14 March 2015
Over the last month or so, Lisa was out of town so I got to watch a lot of my movies. Here:
Two art documentaries, The Artist is Present [ IMDB | Rotten Tomatoes ] and Exit Through the Gift Shop [ IMDB | Rotten Tomatoes ]. Artist was more moving than I'd anticipated. Abramovic's show from the film's title--where viewers took as much time as they wanted to sit in front of her--went, in my mind, from being attention-demanding by the artist to more an act of respect for the viewer. Many who sat were brought to tears; a Tumblr page documents some of them. Exit was interesting at first when it was documenting the various street artists and their cavalier exploits (are there any other kind?!), but its twisty hook halfway in left me cold. Maybe I just wanted a different documentary. Exit is about, as the title would suggest, the commodification of free expression. I wanted a Scratch-like history of that free expression. Oddly, I was put off by Maria's conspicuous wealth acquired via an art form that started as rebellion against the over-commodification of art (paintings as investments instead of expression), yet showing street art in galleries did not bother me. A quote from the article VISUAL ART PERFORMANCE VS. CONTEMPORARY PERFORMANCE for reference:
One impulse behind Visual Art Performance was the rejection of making objects for sale in favor of creating non-commodifiable, ephemeral events that were meant to critique and undermine the capitalist structures of the art market. Some artists, like Marina Abramovic, have managed to commodify that work in retrospect, completely abandoning any pretense of anti-capitalism, in fact becoming major players in it.

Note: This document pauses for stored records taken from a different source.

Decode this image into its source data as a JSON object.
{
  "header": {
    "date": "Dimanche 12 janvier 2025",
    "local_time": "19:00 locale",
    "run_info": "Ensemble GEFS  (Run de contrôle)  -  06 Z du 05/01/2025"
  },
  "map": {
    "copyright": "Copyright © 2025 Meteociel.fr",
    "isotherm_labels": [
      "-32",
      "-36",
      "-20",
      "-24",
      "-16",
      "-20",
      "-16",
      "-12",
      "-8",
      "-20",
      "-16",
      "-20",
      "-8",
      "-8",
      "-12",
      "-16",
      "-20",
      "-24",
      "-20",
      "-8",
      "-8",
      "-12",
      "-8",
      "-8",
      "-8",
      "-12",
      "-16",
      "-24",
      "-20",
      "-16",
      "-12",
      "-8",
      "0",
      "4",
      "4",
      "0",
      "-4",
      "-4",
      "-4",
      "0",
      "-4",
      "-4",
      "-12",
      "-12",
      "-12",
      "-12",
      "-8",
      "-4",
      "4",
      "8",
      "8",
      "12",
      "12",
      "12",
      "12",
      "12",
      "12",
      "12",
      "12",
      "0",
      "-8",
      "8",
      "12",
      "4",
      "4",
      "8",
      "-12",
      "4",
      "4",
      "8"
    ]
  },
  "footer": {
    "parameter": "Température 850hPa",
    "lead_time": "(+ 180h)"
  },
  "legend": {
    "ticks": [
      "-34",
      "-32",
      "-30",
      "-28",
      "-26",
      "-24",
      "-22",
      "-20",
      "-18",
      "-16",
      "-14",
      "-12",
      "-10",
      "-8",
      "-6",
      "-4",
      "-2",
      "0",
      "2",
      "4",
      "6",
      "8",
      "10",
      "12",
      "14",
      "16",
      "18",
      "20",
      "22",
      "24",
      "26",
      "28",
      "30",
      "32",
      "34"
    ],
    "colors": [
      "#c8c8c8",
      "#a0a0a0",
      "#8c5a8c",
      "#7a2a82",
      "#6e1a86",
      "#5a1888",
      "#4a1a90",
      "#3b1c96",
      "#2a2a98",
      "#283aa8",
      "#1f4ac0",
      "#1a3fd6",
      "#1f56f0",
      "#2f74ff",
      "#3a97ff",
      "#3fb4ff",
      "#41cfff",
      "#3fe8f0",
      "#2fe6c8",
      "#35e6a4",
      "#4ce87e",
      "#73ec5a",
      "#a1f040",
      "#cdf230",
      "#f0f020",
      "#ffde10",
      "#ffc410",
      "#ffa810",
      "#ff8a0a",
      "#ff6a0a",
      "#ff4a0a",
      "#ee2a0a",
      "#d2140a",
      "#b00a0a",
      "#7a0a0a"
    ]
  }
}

Re-watched A Clockwork Orange [ IMDB | Rotten Tomatoes ] after a coworker commented on it. It holds up well, but its violence has become more satirical than grisly over time. Still, Malcolm McDowell is a memorable bastard. I'd avoided reading the book since many cite it as extremely difficult because of the first-person slang used, but decided to buy a copy and give it a shot. I got the Rawlinson-edited Norton edition because it contains a glossary and various essays on the book and the movie. Haven't started, but several random excerpts have been enormously entertaining. I had gone into one weekend with the hope of watching some classic Japanese cinema. I couldn't work up the courage to watch Ran (almost 3 hours), so I scanned Mubi's list of 30 MUST SEE JAPANESE FILM CLASSICS. I had already seen Woman in the Dunes (#13), Rashomon (#14), Tampopo (#28), and Audition (#30). For some reason Funeral Parade of Roses (#16) [ IMDB | Rotten Tomatoes ] caught my eye. Their description sold me:
A feverish collision of avant-garde aesthetics and grind-house shocks (not to mention a direct influence on Stanley Kubrick's A Clockwork Orange), Funeral Parade of Roses takes us on an electrifying journey into the nether-regions of the late-'60s Tokyo underworld.
The director did interesting things with time-shifting and repeating scenes. I could see some of what Kubrick borrowed in the slapstick fast-forwarding. Experimental but actually moving at times with a wow ending.
More experimentation with The Strange Color of Your Body's Tears [ IMDB | Rotten Tomatoes ]. It wasn't until the 10th time I was reminded of Amer that I realized it was the same directors. Very style heavy but with a menace that files it with the memorable Berberian Sound Studio.
More mainstream stuff: I finally got to see Showgirls [ IMDB | Rotten Tomatoes ] since Netflix recently added it. Like not knowing what Rosebud is, I felt that a basic cinema element was missing in my education. The most unsexy sexy film I've ever watched, it wasn't as all-out horrible as was promised. Biggest surprise: Gina Gershon looking like she did on Seinfeld! The Grey [ IMDB | Rotten Tomatoes ] was stunning from start to finish. Writ as all metaphor, it maybe could have ended as melodrama but didn't.